Tonight I heard on The PBS Newshour how CIGNA can process tens of thousands of claims at two seconds a claim.
And they can achieve that stupendous volume of processing without needing to look at patients' medical records.
It's really efficient: a claim comes in, the system identifies it as having no medical merit and the system passes it to a physician who signs off on the denial.
It's a bulk process denial system.
Decided in advance, no adjudication is required.
It makes a lot of money for CIGNA.
People pay CIGNA for coverage CIGNA decides in advance what their profit margin will allow to be covered.
The bulk denier bundles everybody up and sends them off to the pysician in charge of denial.
It puts a lot of Americans one step closer to bankruptcy.
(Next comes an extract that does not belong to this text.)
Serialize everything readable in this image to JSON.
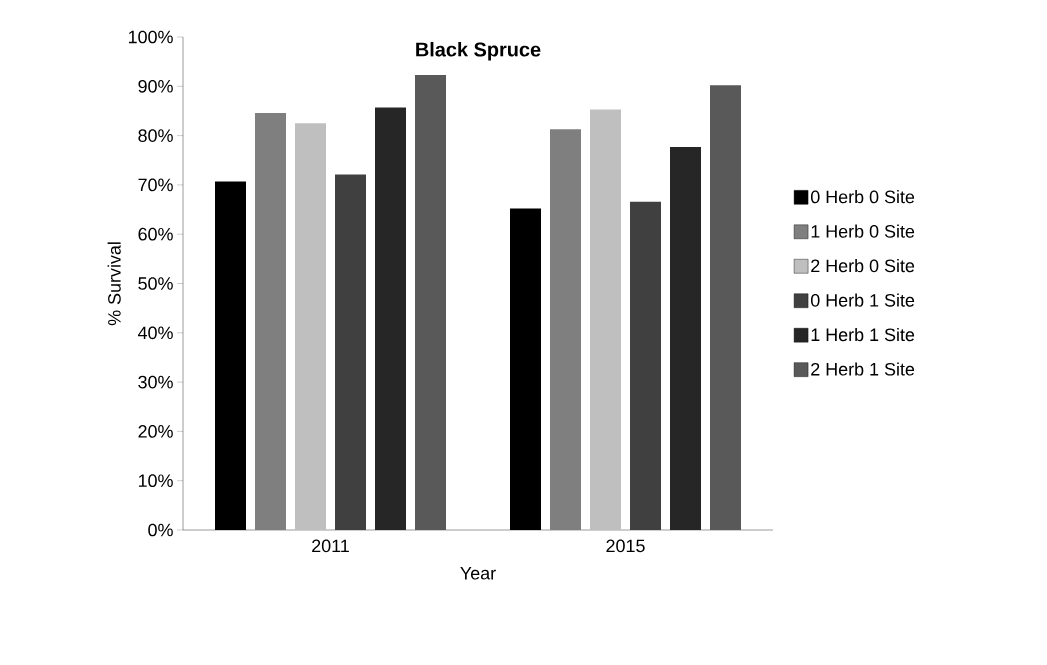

A few weeks ago, after several HIPPA compliant back and forths with my Primary Care Physician, involving a prescription and its trivial future use I added this message to our message stream.
"Thank you for the amount of time you devoted to this.
"I love MyChart because of the access it gives patients, but, the manner in which that access dodges the real question of how, and how much health professionals ought to be paid, and how it cedes the answers to those obviously vital questions to the insurance industry, an industry which is really a parasite, not an industry, makes me angry.
"A few years ago, because I wanted to do a blog post that would, after the necessary discount for me having written it, be somewhat factual, I did a Google study of the European health apparatus.
"The short story was that that apparatus comes in several flavors: they all have an insurance-like spine, some with a private enterprise body (Switzerland) some a hybrid with both private and public body parts (France) and some public only (UK).
"None of them were/are for-profit.
"They all are universal.
"In France, I have had personal experience with taxi drivers telling me how good their health care system is, and expressing the deep belief that their coverage is the same as the President's.
"They all cost substantially less than the vaunted US 'Merican system, and they all yield better results.
"Putting our 'system' in the hands of for-profit insurance seems to me to be archetypical moral malfeasance".